"The ability to spin fantasies . . . makes bearable the frustrations experienced in reality ." -- Bruno Bettelheim, "The Uses of Enchantment."
Strangers stop Margaret Hamilton on the street daily, in the grocery store or at the bank, and announce: "You scared the pants off me as a child.
"I can hardly go out without it happening," says 77-year-old acress, best known as "The Wizard of Oz's" Wiked Witch of the West. "My typical response is 'I'm sorry.' But most people say, 'Don't be sorry. I loved it.'
"People love fantasy and adore being scared. While there's a certain evil fear about (the witch) that frightens children -- and gives adults a bit of a shiver -- they come to look forward to that tingling excitement. And they love to see her melt. It gives them a feeling of success."
This world of fantasy -- where good conquers evil, ugliness turns to beauty and fairy godmothers right all wrongs -- "is very, very important," says Hamilton. "It allows the impossible to become terribly possible."
"Fantasy satisfactions," says child psychologist/writer Bruno Bettelheim, are a crucial part of growing up.
"Disillusionment may lead to such severe disappointment in himself that the child may give up all effort and completely withdraw into himself, away from the world, unless fantasy comes to his rescue."
Once mused Albert Einstein: "When I examine myself and my methods of thought, I come to the conclusion that the gift of fantasy has meant more to me than any talent for abstract, positive thinking."
Other adults, it seems, also have an occasional need to slip from the bonds of reality and float into fantsy (around Halloween or otherwise).
Here are some thoughts on the subject from grown-ups who often journey from the mundane to the magic:
Christopher Reeve (Superman): "To a child, fantasy is essential. And Superman, Santa Claus and other fantasy figures can be used to lead a child into the adult world.
"Before age 6 or 7, it's great to enjoy Superman and run around pretending to fly -- as long as it's supervised.
"But after a certain age, kids should learn to understand the spirit in which the character in intended. Superman then becomes more than a neat guy in a funny costume.
"He personifies ideas about giving and helping others, telling the truth, having integrity and getting out of being only self-involved.

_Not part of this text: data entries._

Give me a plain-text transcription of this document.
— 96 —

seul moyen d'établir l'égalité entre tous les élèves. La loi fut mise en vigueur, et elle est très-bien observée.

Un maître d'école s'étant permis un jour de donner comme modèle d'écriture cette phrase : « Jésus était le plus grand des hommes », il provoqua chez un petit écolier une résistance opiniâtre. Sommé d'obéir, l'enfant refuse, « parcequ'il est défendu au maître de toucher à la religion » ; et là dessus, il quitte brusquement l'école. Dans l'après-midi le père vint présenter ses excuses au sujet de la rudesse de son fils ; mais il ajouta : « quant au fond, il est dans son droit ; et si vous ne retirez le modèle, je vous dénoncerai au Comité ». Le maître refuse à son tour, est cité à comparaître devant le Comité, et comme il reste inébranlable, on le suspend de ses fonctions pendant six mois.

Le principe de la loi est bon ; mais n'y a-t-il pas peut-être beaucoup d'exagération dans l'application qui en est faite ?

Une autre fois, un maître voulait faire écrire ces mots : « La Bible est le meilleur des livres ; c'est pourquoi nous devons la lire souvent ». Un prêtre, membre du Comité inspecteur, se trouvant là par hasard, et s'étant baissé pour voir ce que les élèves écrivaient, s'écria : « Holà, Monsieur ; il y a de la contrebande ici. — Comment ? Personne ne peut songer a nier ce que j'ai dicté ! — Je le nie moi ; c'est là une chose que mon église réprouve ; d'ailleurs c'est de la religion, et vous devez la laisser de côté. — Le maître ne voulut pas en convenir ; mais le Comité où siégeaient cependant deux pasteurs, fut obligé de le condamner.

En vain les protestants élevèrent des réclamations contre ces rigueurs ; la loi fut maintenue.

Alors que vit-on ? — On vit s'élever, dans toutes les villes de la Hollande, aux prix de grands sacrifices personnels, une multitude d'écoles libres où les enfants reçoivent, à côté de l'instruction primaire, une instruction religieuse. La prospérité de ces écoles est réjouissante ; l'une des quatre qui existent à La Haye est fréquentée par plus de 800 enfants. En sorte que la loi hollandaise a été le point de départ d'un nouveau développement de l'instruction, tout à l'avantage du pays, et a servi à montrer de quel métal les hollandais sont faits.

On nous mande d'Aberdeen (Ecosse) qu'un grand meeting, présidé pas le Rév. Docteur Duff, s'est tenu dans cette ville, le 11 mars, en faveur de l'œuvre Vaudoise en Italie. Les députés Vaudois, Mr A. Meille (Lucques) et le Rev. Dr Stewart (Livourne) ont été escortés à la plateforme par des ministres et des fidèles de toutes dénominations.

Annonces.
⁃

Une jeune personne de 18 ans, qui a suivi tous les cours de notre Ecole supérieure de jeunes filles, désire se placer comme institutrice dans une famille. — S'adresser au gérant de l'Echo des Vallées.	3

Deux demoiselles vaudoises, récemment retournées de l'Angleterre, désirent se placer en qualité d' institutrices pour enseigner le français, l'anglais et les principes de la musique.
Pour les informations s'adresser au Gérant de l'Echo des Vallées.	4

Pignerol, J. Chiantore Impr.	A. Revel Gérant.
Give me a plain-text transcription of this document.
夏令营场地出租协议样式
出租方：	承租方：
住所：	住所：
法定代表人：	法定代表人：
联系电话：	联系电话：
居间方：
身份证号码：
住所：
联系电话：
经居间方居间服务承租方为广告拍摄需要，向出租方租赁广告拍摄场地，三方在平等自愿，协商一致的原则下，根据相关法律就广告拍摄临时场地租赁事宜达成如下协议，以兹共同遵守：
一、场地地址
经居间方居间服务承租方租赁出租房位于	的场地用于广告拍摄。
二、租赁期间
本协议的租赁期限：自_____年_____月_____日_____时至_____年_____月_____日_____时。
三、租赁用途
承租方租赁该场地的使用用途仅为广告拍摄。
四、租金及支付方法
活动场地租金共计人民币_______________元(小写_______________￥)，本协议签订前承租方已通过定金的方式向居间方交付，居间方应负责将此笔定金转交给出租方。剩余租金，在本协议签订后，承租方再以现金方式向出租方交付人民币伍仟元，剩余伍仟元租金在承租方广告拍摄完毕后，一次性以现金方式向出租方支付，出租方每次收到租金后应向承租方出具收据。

Everybody has those traits, if they want to develop them."
James Earl Jones (the voice of Darth Vader): "Fantasy is responsible for the great appeal of Darth Vader. You can imagine him to be anything under the mask. He also has unusual physical strength . . . and I think a child's fantasies center around a need for strength.
"Children are in a zone where their needs are met by imagination. But I think (fantasy) is a negative thing for adults. It comes when they can't hang onto it all. I've got to avoid the stuff myself."
Lou Ferrigno (The Incredible Hulk): "For an almost deaf boy from Brooklyn, starring as the Incredible Hulk has certainly been a fantasy come true. Every child needs a hero, and I feel responsibility to maintain my character in tune with the hero image.
"To adults, the Hulk represents a venting of anger and lashing out against the frustrations of adulthood. Like children, we are also exploring to find ways to cope. A fantasy like this can take the sting out of reality." t
Fred (Mr.) Rogers: "Fantasy is vital. We'd never have any inventions in this world if someone hadn't fantasized first. But the separation of fantasy from reality is a major growth task of childhood.
"'Mr. Rogers' Neighborhood' clearly defines the real from the pretend. We use a trolly as the transmission object to go from the neighborhood to the Land of Make Believe.
"With very young children, no matter how much you say to them that something isn't real, it won't matter. At Halloween, they may put on a scary costume and become afraid that their own inner rage will come through and hurt someone. It's helpful for parents to tell their children that they had trouble separating fantasy from reality when they were little, too."
Mel Blanc: "The pictures and cartoons I make (as the voice of Porky Pig, Daffy Duck, Tweety Bird, Barney Rubble, Dino, and about 400 others) are loaded with fantasy. When you see Wiley Coyote flattened like a hotcake, then appear fine in the next scene -- kids know it's fantasy and they love it.
"I think Bugs Bunny is the most popular character of all because he's a real little stinker. He does all the things most people just fantasize about, but don't have the crust to do."
Marcel Marceau: "Everyone has imagination to different degrees, but it's the artist who has the ability to make a fantasy clear and concrete, to make visible what is not there.
"This imagination -- to create The Mask Maker -- comes from the deepest part of myself.How does it start? If I knew the answer to that I'd know the mystery of the world."